Chaos headed down South to use his ability to pick up some black cards from the discard pile. After a turn or two of maintenance and waiting, Chaos had enough cards to put in the research.
Confetti had a start on collecting red, and now just needed to wrap the game up. As she worked to clean up trouble spots, Chaos sailed up North and then used his other ability to shoot the needed red card to Confetti. This move meant Chaos had to bypass a city in desperate need of cleaning up, but he knew they couldn’t waste time. Confetti made the final sprint to the last hospital, and the game was won.
Chaos and Confetti’s abilities worked well together, and their quick builds of hospitals and railroads paid off big time.
Game 2 Results: Chaos and Confetti
Game 3 – Pandemic: Fall of Rome
Pandemic: Fall of Rome uses a lot of the structure of base Pandemic but also changes quite a bit. Instead of diseases, players are fighting five barbarian tribes. The goal is either to strike alliances with each tribe or to eliminate them from the map using the fight mechanic. The warring tribes hope to sac Roma, so the players must maintain defense and summon recruits to keep Rome intact.

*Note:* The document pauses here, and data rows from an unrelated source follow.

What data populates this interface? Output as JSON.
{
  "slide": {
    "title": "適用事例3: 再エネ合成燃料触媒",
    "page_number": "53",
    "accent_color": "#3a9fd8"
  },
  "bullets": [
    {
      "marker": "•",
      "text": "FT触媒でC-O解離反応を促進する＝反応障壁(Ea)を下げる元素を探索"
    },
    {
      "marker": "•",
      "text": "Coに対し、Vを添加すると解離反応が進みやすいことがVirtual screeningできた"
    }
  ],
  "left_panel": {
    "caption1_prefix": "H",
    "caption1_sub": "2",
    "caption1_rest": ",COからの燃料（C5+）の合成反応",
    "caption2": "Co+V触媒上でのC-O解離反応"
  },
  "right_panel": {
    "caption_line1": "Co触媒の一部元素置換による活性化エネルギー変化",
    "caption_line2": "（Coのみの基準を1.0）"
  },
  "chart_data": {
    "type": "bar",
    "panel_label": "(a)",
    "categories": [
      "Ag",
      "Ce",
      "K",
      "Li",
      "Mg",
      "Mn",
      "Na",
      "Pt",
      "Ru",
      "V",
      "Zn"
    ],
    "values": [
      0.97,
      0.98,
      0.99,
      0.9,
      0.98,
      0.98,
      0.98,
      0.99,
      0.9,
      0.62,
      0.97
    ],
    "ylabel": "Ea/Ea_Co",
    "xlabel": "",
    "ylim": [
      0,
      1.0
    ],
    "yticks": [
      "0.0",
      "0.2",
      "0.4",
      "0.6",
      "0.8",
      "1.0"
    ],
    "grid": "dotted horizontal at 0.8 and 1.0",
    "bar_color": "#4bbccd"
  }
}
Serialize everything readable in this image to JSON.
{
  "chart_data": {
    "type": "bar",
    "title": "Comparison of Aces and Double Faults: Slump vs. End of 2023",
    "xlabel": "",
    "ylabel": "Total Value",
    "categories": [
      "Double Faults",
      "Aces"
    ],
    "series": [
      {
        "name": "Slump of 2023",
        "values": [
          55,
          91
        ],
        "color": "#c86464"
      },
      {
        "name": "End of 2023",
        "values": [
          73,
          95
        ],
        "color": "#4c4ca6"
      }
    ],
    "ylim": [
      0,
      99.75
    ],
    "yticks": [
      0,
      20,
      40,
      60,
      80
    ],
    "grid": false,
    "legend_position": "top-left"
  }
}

As the furthest departure from the base game, Chaos and Confetti quickly found themselves struggling with Fall of Rome. At first they had trouble maintaining troops as they fought the barbarians. Then, they quickly realized that their practice fights against smaller enemy forces left the larger ones ripe for quick sacs on further away cities. Civilization quickly started to decline.
Confetti’s ability which allowed her to lose one less recruit each battle really helped her start clearing the board, but she could only move so quickly. Meanwhile, Chaos did his best to clear and defend as well, but troops just kept dying off.
Two alliances were struck, but the rest of the cards refused to come together correctly. The team never saw enough blue cards and Confetti remained one short of getting the fourth green card. The black cards meanwhile kept splitting themselves between the two players, who were so busy trying to stay alive that they couldn’t coordinate a hand off.
The decline meter quickly dropped, and the game looked hopeless early on. However, team C&C ended up staying alive much longer than they expected. They didn’t win, but when defeat seemed assured on several fronts, they put up a noble fight. Roma fell and with it so did Chaos and Confetti’s win streak.
Game 3 Results: Chaos and Confetti crumble and lose
FINAL RESULTS: Chaos and Confetti beat the challenge with a 2-1 record!!
Chaos’ Final Thoughts:
It’s always nice to go back to some old favorite. Pandemic is a lot of fun and I enjoy getting to work as a team. While I would have enjoyed the clean sweep, I’m proud that we came out on top of this challenge and still picked up some wins in some games we were definitely rusty playing.
Confetti’s Final Thoughts:
We haven’t played Pandemic in a while, so I forgot how much I enjoyed it. Fall of Rome is definitely pretty different from the other two Pandemics – I think if we’d had time to play it again, we could gotten a victory.
Chaos and Confetti prove they are more capable at handling diseases than barbarians. They came out on top this week, but The Fall of Rome shows there may be some cracks in the cooperative competence after all. Who knows how well they’ll stand up to their next challenge?